But Trump’s behavior with Russian President Putin was the cherry on the sundae of Trump’s week of diplomatic catastrophes. Not only did he conduct a private meeting with Putin which he thought went splendidly, but he also came down firmly on Putin’s side, against his own intelligence agencies, on the question of Russian interference in the 2016 election (which he reminded everyone he won by defeating Hillary Clinton). If there was any question who got the better of the private talks, it was clarified when Trump revealed that while Putin would not agree to extradition of those indicted for interference, he would consider allowing them to be interviewed by Russian authorities. In return, Russian would get U.S. help with “cases of interest to Moscow.”

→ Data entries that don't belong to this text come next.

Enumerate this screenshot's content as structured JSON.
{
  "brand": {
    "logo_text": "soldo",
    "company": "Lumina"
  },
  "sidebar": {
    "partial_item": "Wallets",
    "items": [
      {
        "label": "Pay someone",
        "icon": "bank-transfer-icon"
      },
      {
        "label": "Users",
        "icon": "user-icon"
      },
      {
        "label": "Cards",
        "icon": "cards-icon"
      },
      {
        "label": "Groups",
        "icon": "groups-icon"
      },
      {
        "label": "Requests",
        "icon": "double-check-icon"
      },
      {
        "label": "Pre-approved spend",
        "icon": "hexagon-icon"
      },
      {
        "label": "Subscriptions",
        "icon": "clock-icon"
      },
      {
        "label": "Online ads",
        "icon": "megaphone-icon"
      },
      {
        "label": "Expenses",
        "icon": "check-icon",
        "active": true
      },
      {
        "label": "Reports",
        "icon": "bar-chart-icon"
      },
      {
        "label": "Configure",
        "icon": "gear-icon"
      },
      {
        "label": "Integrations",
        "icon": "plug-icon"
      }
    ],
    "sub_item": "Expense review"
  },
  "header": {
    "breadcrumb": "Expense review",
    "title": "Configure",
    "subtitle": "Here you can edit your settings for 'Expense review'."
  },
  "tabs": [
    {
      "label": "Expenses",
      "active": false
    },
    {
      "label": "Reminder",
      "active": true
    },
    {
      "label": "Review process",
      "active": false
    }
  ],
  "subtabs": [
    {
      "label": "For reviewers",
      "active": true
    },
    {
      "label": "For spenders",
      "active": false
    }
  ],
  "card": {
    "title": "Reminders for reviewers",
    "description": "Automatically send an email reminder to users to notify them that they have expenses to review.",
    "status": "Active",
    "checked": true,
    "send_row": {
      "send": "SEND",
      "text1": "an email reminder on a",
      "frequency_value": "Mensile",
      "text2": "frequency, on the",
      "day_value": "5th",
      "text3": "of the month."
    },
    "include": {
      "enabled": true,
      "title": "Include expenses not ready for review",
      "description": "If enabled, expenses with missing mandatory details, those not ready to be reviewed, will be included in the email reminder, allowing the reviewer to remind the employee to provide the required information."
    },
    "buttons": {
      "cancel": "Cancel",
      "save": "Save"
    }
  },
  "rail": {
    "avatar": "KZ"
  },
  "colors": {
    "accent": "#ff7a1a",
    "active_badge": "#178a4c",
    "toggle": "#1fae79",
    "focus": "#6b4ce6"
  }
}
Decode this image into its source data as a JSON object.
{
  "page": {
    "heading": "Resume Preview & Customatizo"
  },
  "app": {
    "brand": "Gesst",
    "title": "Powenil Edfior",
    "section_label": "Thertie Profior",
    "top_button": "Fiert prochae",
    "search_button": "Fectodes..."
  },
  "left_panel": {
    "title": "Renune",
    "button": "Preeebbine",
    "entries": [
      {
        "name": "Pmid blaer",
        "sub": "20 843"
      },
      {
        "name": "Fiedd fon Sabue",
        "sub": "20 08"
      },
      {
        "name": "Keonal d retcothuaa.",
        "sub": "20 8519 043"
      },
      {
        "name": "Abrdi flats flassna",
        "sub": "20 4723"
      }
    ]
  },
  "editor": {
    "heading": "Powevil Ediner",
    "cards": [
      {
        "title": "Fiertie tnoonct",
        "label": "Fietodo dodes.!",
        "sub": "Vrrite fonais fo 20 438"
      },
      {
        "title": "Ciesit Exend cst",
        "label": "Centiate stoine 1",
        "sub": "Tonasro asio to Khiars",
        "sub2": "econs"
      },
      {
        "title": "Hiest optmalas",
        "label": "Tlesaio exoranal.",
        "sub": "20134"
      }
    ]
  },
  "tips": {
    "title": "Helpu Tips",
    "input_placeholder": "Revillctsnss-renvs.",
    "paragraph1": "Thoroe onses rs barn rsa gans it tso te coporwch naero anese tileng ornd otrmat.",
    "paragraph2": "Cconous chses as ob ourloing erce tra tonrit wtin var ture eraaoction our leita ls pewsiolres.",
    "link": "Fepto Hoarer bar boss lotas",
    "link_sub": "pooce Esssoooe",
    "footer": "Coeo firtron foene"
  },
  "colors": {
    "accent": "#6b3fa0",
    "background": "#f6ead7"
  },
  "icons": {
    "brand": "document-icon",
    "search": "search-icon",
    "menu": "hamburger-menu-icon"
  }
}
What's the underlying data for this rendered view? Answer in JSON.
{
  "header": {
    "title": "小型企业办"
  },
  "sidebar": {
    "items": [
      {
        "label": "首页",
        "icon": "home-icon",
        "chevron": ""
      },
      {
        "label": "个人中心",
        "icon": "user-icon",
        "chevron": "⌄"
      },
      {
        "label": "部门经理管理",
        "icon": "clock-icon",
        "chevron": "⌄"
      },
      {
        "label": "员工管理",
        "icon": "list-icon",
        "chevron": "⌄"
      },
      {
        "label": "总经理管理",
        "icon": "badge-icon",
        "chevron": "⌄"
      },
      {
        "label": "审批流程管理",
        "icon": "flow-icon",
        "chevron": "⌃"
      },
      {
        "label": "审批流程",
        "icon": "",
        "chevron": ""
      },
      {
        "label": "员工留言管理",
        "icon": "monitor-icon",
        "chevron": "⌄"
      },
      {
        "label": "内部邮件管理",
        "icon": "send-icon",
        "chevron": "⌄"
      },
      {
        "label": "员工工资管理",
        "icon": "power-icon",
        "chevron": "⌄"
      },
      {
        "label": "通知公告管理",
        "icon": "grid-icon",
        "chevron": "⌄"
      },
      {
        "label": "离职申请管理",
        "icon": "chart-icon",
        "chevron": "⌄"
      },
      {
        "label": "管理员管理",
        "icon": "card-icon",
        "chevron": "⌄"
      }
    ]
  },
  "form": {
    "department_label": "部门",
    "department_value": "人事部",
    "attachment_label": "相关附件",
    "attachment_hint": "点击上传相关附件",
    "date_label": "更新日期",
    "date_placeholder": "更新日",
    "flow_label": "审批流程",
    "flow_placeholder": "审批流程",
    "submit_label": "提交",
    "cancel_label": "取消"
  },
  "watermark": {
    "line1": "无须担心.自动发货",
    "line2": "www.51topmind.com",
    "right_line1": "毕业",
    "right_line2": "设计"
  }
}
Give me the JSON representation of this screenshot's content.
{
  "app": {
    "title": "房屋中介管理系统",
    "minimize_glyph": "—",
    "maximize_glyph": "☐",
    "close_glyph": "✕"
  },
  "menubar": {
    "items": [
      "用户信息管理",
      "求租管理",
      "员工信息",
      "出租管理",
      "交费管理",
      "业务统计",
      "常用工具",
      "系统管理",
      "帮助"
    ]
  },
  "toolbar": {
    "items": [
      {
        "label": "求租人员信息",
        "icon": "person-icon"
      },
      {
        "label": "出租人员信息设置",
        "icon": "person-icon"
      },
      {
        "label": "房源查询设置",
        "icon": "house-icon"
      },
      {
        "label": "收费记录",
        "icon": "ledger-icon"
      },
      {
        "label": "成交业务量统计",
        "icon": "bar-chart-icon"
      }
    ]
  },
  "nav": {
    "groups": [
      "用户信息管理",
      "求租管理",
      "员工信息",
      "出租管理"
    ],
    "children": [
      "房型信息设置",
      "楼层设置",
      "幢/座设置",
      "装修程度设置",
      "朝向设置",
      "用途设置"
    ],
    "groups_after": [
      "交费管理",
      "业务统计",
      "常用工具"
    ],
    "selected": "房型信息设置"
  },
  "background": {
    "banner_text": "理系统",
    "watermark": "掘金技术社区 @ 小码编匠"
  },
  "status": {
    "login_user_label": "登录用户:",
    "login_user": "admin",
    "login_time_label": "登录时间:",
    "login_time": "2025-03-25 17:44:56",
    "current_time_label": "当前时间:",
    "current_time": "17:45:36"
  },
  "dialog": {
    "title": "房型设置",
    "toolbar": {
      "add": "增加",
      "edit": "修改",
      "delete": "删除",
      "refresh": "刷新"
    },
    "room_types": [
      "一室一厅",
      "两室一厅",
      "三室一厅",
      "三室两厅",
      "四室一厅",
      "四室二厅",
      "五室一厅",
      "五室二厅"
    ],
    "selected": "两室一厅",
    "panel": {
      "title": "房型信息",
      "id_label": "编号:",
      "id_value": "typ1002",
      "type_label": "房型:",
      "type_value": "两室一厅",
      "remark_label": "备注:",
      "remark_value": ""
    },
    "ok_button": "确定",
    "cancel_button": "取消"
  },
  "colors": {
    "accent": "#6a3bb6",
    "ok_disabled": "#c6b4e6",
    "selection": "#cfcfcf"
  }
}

Trump, a master dealmaker if there ever was one, was overjoyed.  Putin’s idea of letting Russians interview Russians was  “an incredible offer.”  Of course, Trump, added, “I don’t see any reason why” Russia would have interfered in the election in he first place. Maybe because two years ago, Trump invited the Russian to attempt to hack Clinton’s email server during the presidential campaign (which, if you forgot, he won.)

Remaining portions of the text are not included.